In my previous life, I felt love. It was a very familiar feeling for me. I loved the people around me. My mother, my siblings, my close friends from school. I was also feeling loved by them. I was aware my mother loved me back as well as my little brother and sister and my friends. But all of that would change as a certain beast decided to shatter all our lives apart and that feeling was instantly left into the unknown because of him.

I never thought I would even sense a glimpse of that feeling ever again. But it seemed, almost ten years after that feeling vanished my world, a certain blonde angel would step into it without warning, and turn my whole existence upside down with her magical way of being.

She reminded me. She brought it back. That feeling. Slowly but so clearly. But I refused it at first.

Our journey had been so short, still so much appeared to happen every time our roads crossed. She taught me how to find my repressed emotions, and not only with her genuine profession. She brought them forward for me only by exposing her spirit in my nearness.

She only had to be in the same room as me to keep my heart red and beating and avoid it from turning back into that black stone that had been present for as long as I could remember. She only had to glance at me with her golden eyes to make me remember what the world could look like in a life of brightness.

At first I was mad. Mad at her for making me feel things I shouldn't be able to. Things I wasn't allowed to feel. I could never have her and I knew it. It frustrated me. I was trying so hard to preserve my seclusion behaviour and keep my distance from any other nurse or patient in the institution since I knew it was better for them all not to gather with a monster. I didn't want to interact with anybody, not cooperate or put my trust into anyone else's hands, too afraid that my deeply hidden emotions would obtrude up the surface and fool me into a trap.

And then they did. No matter how hard I tried to hold back. Those feelings arrived, and I was furious. They were too unrealistic to ever act out on and that was the worst of my realization. So instead I turned against her. Tried to force her away and have her terrified of me even if that was the last thing I wanted.

But then, something illusive happened. Something that only appeared in fairytales.

There was a spark. A tiny spark in her eyes that she tried so hard to hide away. But I caught it, unintentionally, and my whole world was set on fire.

I knew from the beginning that I loved her. And what was making me so mad was that I knew that I would never be loved back. Not by anyone. Not by her. No one could ever love me again. No one could ever make me feel loved again. That was why I erased those feelings from myself years ago.

But then there was that spark. And a flicker of hope suddenly awakened my whole existence.

I fought for her. She fought for me. The two of us were bound all of a sudden, having that in common. We fueled each other without wanting to admit it.
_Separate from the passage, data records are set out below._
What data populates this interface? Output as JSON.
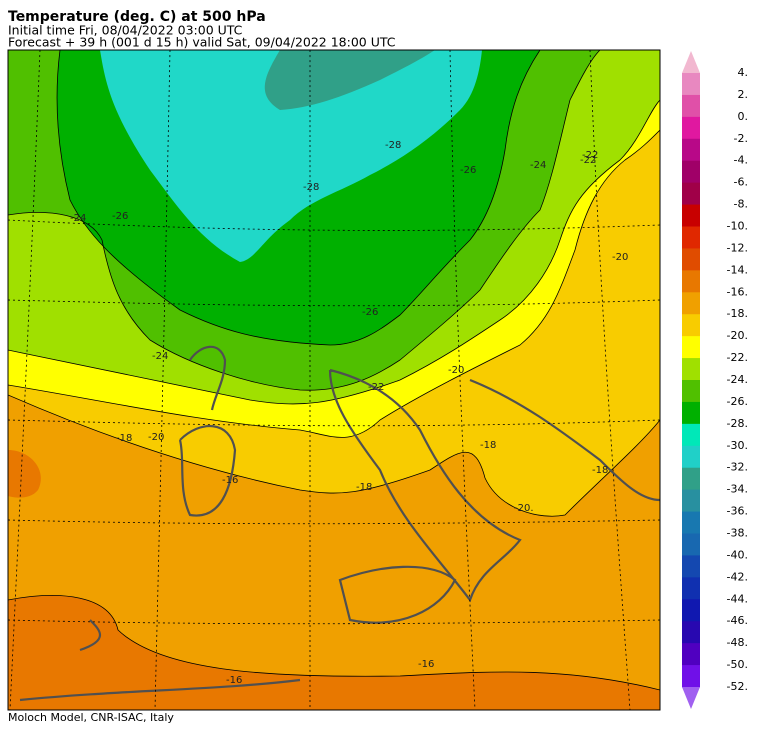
{
  "header": {
    "title": "Temperature (deg. C) at 500 hPa",
    "initial_time": "Initial time  Fri, 08/04/2022  03:00 UTC",
    "forecast": "Forecast  +  39 h  (001 d 15 h)  valid Sat, 09/04/2022 18:00 UTC"
  },
  "legend": {
    "labels": [
      "4.",
      "2.",
      "0.",
      "-2.",
      "-4.",
      "-6.",
      "-8.",
      "-10.",
      "-12.",
      "-14.",
      "-16.",
      "-18.",
      "-20.",
      "-22.",
      "-24.",
      "-26.",
      "-28.",
      "-30.",
      "-32.",
      "-34.",
      "-36.",
      "-38.",
      "-40.",
      "-42.",
      "-44.",
      "-46.",
      "-48.",
      "-50.",
      "-52."
    ],
    "colors": [
      "#f2b8d0",
      "#e888c0",
      "#e050a8",
      "#e018a0",
      "#b80888",
      "#a00068",
      "#a00048",
      "#c80000",
      "#e02800",
      "#e04c00",
      "#e87800",
      "#f0a000",
      "#f8cc00",
      "#ffff00",
      "#a0e000",
      "#50c000",
      "#00b000",
      "#00e8b8",
      "#20d0c8",
      "#30a088",
      "#2890a0",
      "#1878b0",
      "#1868b0",
      "#1448b0",
      "#1030b0",
      "#1018b0",
      "#2808b0",
      "#5000c0",
      "#7010e8",
      "#a060f0"
    ]
  },
  "contour_labels": [
    "-24",
    "-26",
    "-28",
    "-28",
    "-26",
    "-24",
    "-22",
    "-24",
    "-26",
    "-22",
    "-20",
    "-20",
    "-18",
    "-16",
    "-18",
    "-18",
    "-20",
    "-16",
    "-16",
    "-18",
    "-20.",
    "-22"
  ],
  "footer": "Moloch Model, CNR-ISAC, Italy"
}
At first there was a game, a game of rudeness played just to keep a distance from each other. But our magnetic forces were inevitable and we both knew it inside. There was nothing we could do about it more than allow our bodies to finally connect and commit to the profound bond we shared. It didn't matter how forbidden it was.

The devotion ruled over us. As much I made her feel, she made me feel... and there it suddenly was, appearing right in front of me.